My biggest concern is of the wind slabs mostly on NE slopes. I observed a lot of blowing snow today that will add weight and stress to these areas. Watch for cracking as you enter wind loaded slopes.
It is going to be very difficult to trigger the deep persistent weak layer, what could happen is that a wind slab avalanche could step down into the deeper snowpack triggering a sleeping monster. We don't want to wake him up!
8cm new snow in the last 24 hours. expecting more tonight. At higher elevations a lot of snow was blowing w/ all of the new snow available for transport. More sun during the afternoon hours.

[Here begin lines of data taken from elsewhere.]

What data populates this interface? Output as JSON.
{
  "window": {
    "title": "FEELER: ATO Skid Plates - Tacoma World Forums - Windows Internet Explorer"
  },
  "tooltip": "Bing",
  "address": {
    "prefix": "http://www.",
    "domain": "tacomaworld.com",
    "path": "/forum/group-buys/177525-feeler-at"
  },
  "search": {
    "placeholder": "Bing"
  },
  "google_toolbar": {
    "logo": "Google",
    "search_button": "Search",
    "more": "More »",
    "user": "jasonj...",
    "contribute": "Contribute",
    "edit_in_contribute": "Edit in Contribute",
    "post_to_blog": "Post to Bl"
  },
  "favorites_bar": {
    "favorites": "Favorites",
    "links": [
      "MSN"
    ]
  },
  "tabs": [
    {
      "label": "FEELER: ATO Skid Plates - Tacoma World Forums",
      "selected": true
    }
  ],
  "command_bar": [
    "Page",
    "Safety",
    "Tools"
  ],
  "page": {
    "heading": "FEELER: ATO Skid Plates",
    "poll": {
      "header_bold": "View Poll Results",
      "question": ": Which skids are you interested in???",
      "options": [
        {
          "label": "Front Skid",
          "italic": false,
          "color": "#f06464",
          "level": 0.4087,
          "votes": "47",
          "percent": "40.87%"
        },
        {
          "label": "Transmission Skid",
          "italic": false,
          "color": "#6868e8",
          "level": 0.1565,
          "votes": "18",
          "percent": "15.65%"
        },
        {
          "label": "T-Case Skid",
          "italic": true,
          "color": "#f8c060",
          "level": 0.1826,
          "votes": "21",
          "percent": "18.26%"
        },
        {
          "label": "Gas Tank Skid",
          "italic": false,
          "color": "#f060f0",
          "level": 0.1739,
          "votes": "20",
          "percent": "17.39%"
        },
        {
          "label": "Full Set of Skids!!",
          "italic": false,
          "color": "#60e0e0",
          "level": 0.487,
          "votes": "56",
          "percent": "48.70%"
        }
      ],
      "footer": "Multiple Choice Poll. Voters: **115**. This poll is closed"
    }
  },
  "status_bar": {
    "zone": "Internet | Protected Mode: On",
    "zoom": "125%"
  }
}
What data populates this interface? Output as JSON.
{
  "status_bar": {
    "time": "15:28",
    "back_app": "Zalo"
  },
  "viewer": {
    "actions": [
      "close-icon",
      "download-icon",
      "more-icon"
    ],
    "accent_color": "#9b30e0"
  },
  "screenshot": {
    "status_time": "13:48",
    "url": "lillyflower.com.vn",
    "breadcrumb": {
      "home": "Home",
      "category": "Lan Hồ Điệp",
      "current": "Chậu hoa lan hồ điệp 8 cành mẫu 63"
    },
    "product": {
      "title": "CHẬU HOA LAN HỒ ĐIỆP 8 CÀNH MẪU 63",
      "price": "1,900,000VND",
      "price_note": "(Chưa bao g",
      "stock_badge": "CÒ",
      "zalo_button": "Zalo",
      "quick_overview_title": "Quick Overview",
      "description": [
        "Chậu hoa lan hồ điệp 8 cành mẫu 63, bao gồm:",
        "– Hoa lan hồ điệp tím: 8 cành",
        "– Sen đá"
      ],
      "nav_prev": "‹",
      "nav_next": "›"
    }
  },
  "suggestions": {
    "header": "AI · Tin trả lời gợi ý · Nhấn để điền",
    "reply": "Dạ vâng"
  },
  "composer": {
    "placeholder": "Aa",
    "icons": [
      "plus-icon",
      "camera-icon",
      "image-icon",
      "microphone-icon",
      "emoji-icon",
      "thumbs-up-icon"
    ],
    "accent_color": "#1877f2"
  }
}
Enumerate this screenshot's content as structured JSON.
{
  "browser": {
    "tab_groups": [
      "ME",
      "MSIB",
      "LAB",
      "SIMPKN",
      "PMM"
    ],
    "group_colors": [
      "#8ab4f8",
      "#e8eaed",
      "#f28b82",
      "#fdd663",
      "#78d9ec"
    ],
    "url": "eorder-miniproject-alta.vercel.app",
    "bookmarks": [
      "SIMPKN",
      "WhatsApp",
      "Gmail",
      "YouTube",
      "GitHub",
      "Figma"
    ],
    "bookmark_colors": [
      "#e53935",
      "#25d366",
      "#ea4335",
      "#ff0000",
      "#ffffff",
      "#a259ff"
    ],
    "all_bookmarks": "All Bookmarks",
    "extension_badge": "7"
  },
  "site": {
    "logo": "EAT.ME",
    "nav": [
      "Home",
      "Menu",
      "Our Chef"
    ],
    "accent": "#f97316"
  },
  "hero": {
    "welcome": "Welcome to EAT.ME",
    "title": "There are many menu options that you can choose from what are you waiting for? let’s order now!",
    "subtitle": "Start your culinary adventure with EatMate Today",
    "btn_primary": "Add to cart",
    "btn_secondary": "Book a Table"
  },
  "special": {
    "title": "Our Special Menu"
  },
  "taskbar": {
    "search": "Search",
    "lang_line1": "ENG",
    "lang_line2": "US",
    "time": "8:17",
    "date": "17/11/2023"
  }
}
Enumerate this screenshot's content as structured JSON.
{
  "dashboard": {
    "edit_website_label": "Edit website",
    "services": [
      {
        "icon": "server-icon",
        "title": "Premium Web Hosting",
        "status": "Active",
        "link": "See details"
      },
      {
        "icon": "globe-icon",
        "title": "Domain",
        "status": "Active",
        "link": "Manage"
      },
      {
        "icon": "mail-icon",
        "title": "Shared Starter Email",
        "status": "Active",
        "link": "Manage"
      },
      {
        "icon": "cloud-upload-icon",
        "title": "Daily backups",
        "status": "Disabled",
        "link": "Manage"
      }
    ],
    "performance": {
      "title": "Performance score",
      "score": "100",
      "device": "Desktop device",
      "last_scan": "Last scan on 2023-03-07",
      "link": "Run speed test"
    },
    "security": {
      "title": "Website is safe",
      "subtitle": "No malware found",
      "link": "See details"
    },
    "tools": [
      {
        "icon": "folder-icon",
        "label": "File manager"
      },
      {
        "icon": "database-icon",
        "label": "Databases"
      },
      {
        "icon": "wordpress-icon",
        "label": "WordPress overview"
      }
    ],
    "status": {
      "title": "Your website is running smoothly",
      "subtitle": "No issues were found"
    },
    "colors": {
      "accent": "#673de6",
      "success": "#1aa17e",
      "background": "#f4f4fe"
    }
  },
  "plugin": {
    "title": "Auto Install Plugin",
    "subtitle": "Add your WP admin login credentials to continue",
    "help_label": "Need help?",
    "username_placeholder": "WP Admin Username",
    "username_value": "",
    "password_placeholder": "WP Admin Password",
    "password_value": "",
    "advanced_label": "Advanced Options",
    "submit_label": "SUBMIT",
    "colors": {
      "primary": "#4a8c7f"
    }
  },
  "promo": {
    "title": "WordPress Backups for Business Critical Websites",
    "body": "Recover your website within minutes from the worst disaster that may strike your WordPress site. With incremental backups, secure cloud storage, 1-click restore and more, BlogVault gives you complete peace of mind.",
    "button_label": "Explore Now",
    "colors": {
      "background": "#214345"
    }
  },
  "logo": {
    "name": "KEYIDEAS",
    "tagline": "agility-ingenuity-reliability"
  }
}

Snow pit location marked on the map on the east slope of Sawtell. Elevation 7600 ft on north facing 18 degree slope. HS 155cm HN 5cm. Scored ECTN14@132cm and ECTN25@115cm FC confirmed on the ground underneath a MF crust. Although this PWL exists the crystals had some cohesion. About 4F.
Second pit was excavated at 9000ft SW of Sawtell Peak at the head of Yale Creek on an east facing 20 degree slope. HS 255cm HN 8cm. Scored ECTN1@247cm and ECTN17@200cm. I didn't dig down to the facet layer at the bottom of the snowpack, but could feel a strong MF crust at about 35cm off the ground and then very low resistance after poking through the crust into the facet layer. I did identify a surface facet layer at 8cm into the snowpack, just under the new snow, that was very touchy.